Journal of Cachexia, Sarcopenia and Muscle (JCSM) - Online First - Abstract
Article first published online: 2 AUG 2016
Androgen deprivation causes selective deficits in the biomechanical leg muscle function of men during walking: a prospective case–control study
Ada S. Cheung, Hans Gray, Anthony G. Schache, Rudolf Hoermann, Daryl Lim Joon, Jeffrey D. Zajac, Marcus G. Pandy, Mathis Grossmann
We conducted a 12-month prospective, observational case–control study of 34 men newly commencing androgen deprivation treatment (ADT) for prostate cancer and 29 age-matched prostate cancer controls. Participants were assessed at 0, 6, and 12 months while walking in a biomechanics laboratory. We combined video-based motion capture and ground reaction force data with computerized musculoskeletal modelling to assess the following primary outcomes: (i) peak joint torques at the hip, knee and ankle, and corresponding individual muscle forces; (ii) individual muscle contributions to acceleration of the body's centre of mass; and (iii) walking speed, stride length, and step width. A linear mixed model was used to compare mean differences between groups.

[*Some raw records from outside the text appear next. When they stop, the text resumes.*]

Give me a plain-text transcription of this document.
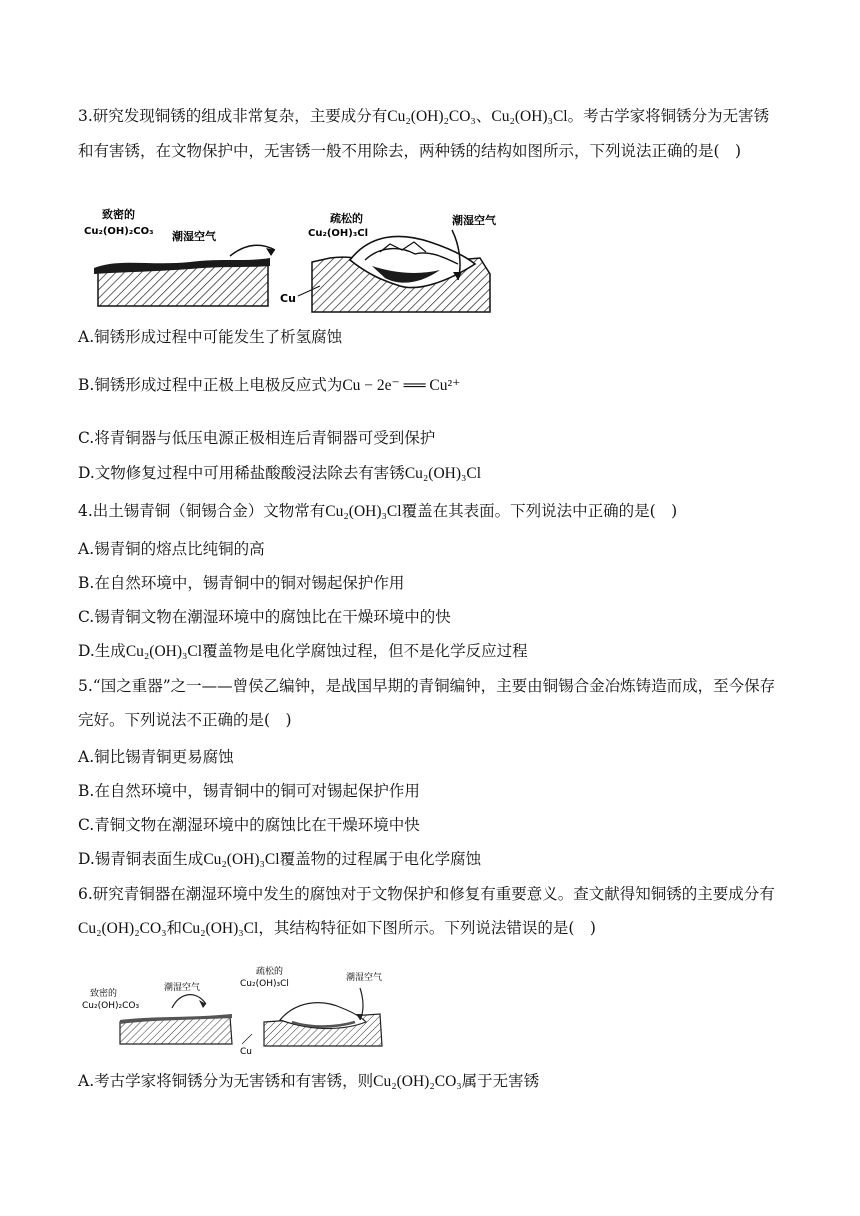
3.研究发现铜锈的组成非常复杂，主要成分有Cu₂(OH)₂CO₃、Cu₂(OH)₃Cl。考古学家将铜锈分为无害锈和有害锈，在文物保护中，无害锈一般不用除去，两种锈的结构如图所示，下列说法正确的是(　)
致密的
Cu₂(OH)₂CO₃ 潮湿空气
疏松的
Cu₂(OH)₃Cl
潮湿空气
Cu
A.铜锈形成过程中可能发生了析氢腐蚀
B.铜锈形成过程中正极上电极反应式为Cu − 2e⁻ ══ Cu²⁺
C.将青铜器与低压电源正极相连后青铜器可受到保护
D.文物修复过程中可用稀盐酸酸浸法除去有害锈Cu₂(OH)₃Cl
4.出土锡青铜（铜锡合金）文物常有Cu₂(OH)₃Cl覆盖在其表面。下列说法中正确的是(　)
A.锡青铜的熔点比纯铜的高
B.在自然环境中，锡青铜中的铜对锡起保护作用
C.锡青铜文物在潮湿环境中的腐蚀比在干燥环境中的快
D.生成Cu₂(OH)₃Cl覆盖物是电化学腐蚀过程，但不是化学反应过程
5.“国之重器”之一——曾侯乙编钟，是战国早期的青铜编钟，主要由铜锡合金冶炼铸造而成，至今保存完好。下列说法不正确的是(　)
A.铜比锡青铜更易腐蚀
B.在自然环境中，锡青铜中的铜可对锡起保护作用
C.青铜文物在潮湿环境中的腐蚀比在干燥环境中快
D.锡青铜表面生成Cu₂(OH)₃Cl覆盖物的过程属于电化学腐蚀
6.研究青铜器在潮湿环境中发生的腐蚀对于文物保护和修复有重要意义。查文献得知铜锈的主要成分有Cu₂(OH)₂CO₃和Cu₂(OH)₃Cl，其结构特征如下图所示。下列说法错误的是(　)
致密的
Cu₂(OH)₂CO₃
潮湿空气
疏松的
Cu₂(OH)₃Cl
潮湿空气
Cu
A.考古学家将铜锈分为无害锈和有害锈，则Cu₂(OH)₂CO₃属于无害锈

Compared with controls over 12 months, men receiving ADT had a mean reduction in total testosterone level from 14.1 to 0.4 nmol/L, and demonstrated more marked decreases in peak hip flexor torque by 14% [mean difference −0.11 N/kg (−0.19, −0.03), P = 0.01] and peak knee extensor torque by 16% [−0.11 N/kg (−0.20, −0.02), P = 0.02] of the initial mean value. Correspondingly, iliopsoas force decreased by 14% (P = 0.006), and quadriceps force decreased by 11%, although this narrowly missed statistical significance (P = 0.07). Soleus decreased contribution to forward acceleration of the body's centre of mass by 17% [mean difference −0.17 m/s2 (−0.29, −0.05), P < 0.01]. No significant changes between groups were observed in other joint torques or individual muscle contributions to acceleration of the body. Step width increased by 18% [mean adjusted difference 1.4 cm (0.6, 27.4), P = 0.042] in the ADT group compared with controls, with no change in stride length or walking speed.
Testosterone deprivation selectively decreases lower-limb muscle function, predominantly affecting muscles that support body weight, accelerate the body forwards during walking, and mediate balance. Future exercise and pro-myogenic interventional studies to mitigate ADT-associated sarcopenia should target these deficits.